For Simms did not simply design bricks-and-mortar buildings. He was a social innovator who believed that housing should be used to build and revive communities.

Decorative brickwork and window ledges, communal areas for socialising and hanging laundry, and green spaces for children are all hallmarks of his designs, which formed part of a utopian vision for the role public housing in the city could play in building strong communities.

Anecdotally, his orientation towards relatively high-density housing, with shared communal spaces, was strongly opposed by the Catholic hierarchy here, who believed this “European” model was inappropriate for maintaining Catholic morals among the working class.

Crisis Breeds Opportunity – for the Few, not the Many

The justification for the destruction of Simms’s legacy is, of course, a lack of funding – in this case, to renovate the buildings if they remain protected structures.

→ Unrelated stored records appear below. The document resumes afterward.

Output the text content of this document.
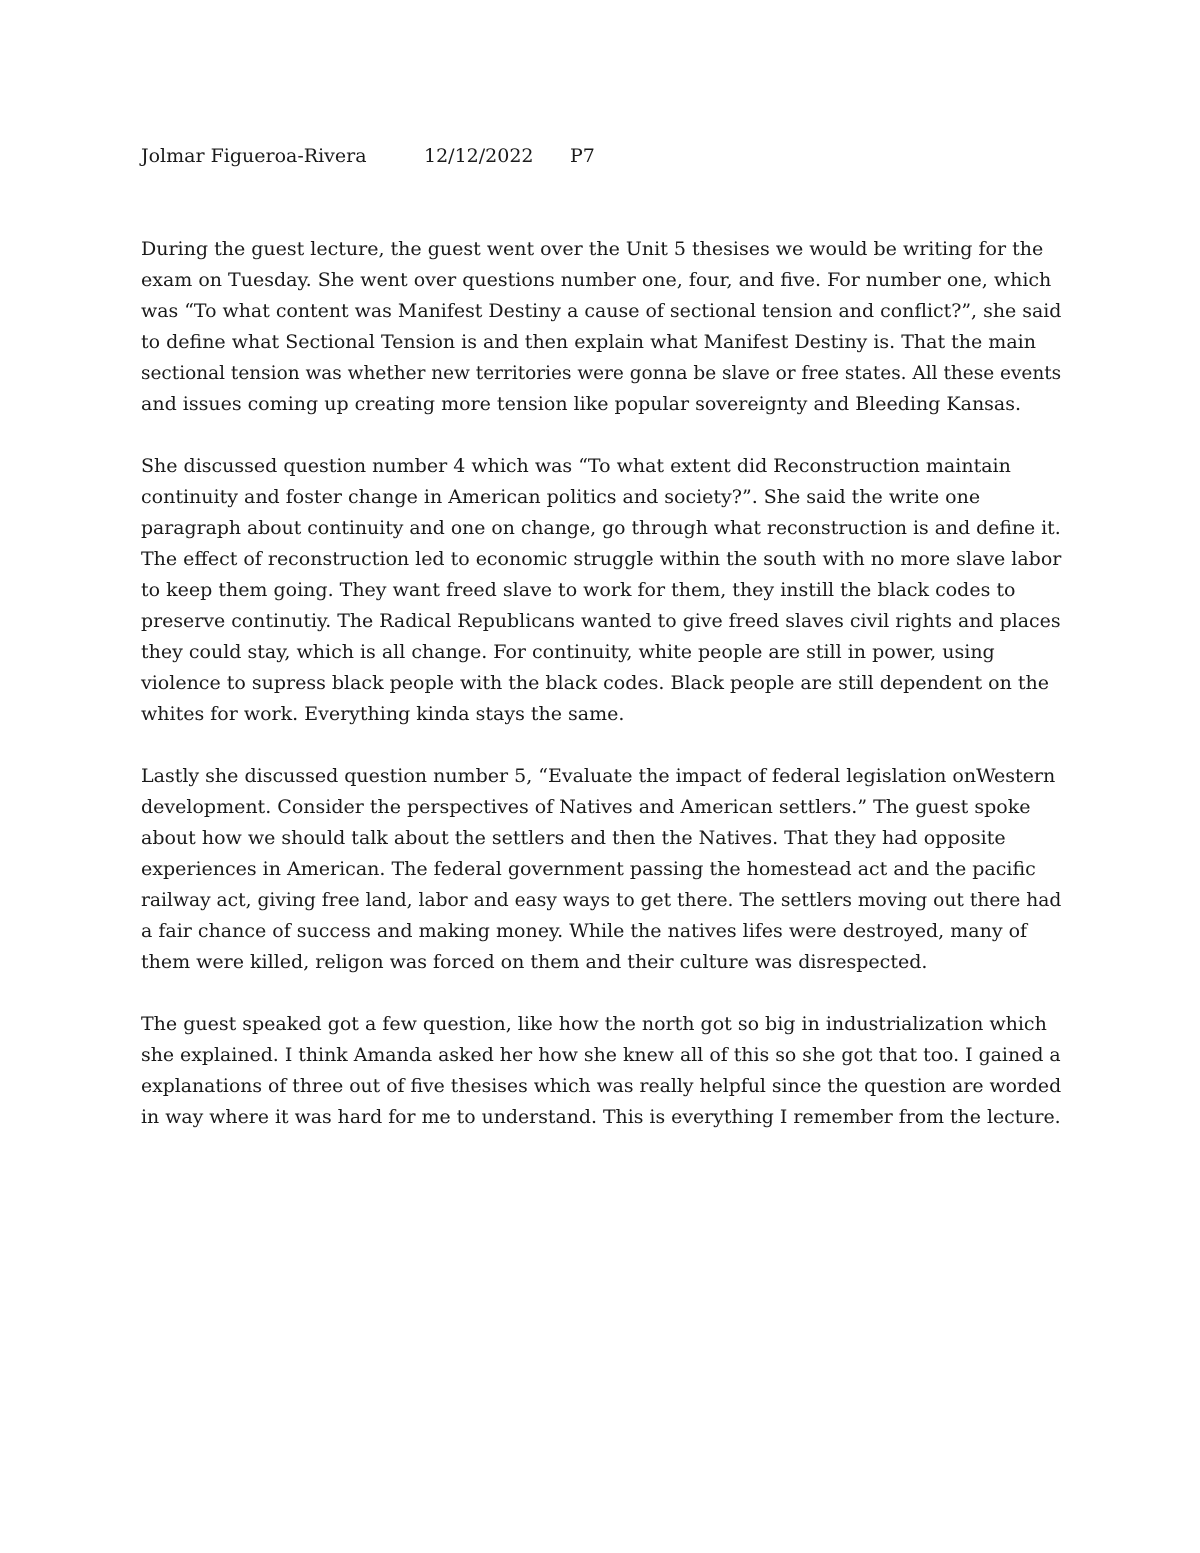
Jolmar Figueroa-Rivera	12/12/2022 P7
During the guest lecture, the guest went over the Unit 5 thesises we would be writing for the
exam on Tuesday. She went over questions number one, four, and five. For number one, which
was “To what content was Manifest Destiny a cause of sectional tension and conflict?”, she said
to define what Sectional Tension is and then explain what Manifest Destiny is. That the main
sectional tension was whether new territories were gonna be slave or free states. All these events
and issues coming up creating more tension like popular sovereignty and Bleeding Kansas.
She discussed question number 4 which was “To what extent did Reconstruction maintain
continuity and foster change in American politics and society?”. She said the write one
paragraph about continuity and one on change, go through what reconstruction is and define it.
The effect of reconstruction led to economic struggle within the south with no more slave labor
to keep them going. They want freed slave to work for them, they instill the black codes to
preserve continutiy. The Radical Republicans wanted to give freed slaves civil rights and places
they could stay, which is all change. For continuity, white people are still in power, using
violence to supress black people with the black codes. Black people are still dependent on the
whites for work. Everything kinda stays the same.
Lastly she discussed question number 5, “Evaluate the impact of federal legislation onWestern
development. Consider the perspectives of Natives and American settlers.” The guest spoke
about how we should talk about the settlers and then the Natives. That they had opposite
experiences in American. The federal government passing the homestead act and the pacific
railway act, giving free land, labor and easy ways to get there. The settlers moving out there had
a fair chance of success and making money. While the natives lifes were destroyed, many of
them were killed, religon was forced on them and their culture was disrespected.
The guest speaked got a few question, like how the north got so big in industrialization which
she explained. I think Amanda asked her how she knew all of this so she got that too. I gained a
explanations of three out of five thesises which was really helpful since the question are worded
in way where it was hard for me to understand. This is everything I remember from the lecture.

This is the same reason used to justify the use of public land for private housing elsewhere, and to justify reducing apartment standards in the city’s development plan. Crisis is always a good opportunity to force through what might otherwise be too unpalatable.

In this instance, the change being proposed is one that we should oppose strongly.

Herbert Simms’s vision for public housing in Dublin is one we need now, more than ever, if we are to stop the social cleansing of our city.

More and more of our public space is being privatised, and more and more of that private space – housing, leisure, shopping – is becoming unaffordable to all but the wealthy few.

Simms offers a reminder of what a city can do when it sets its mind – and its budget – to work. Let’s not let go of that yet.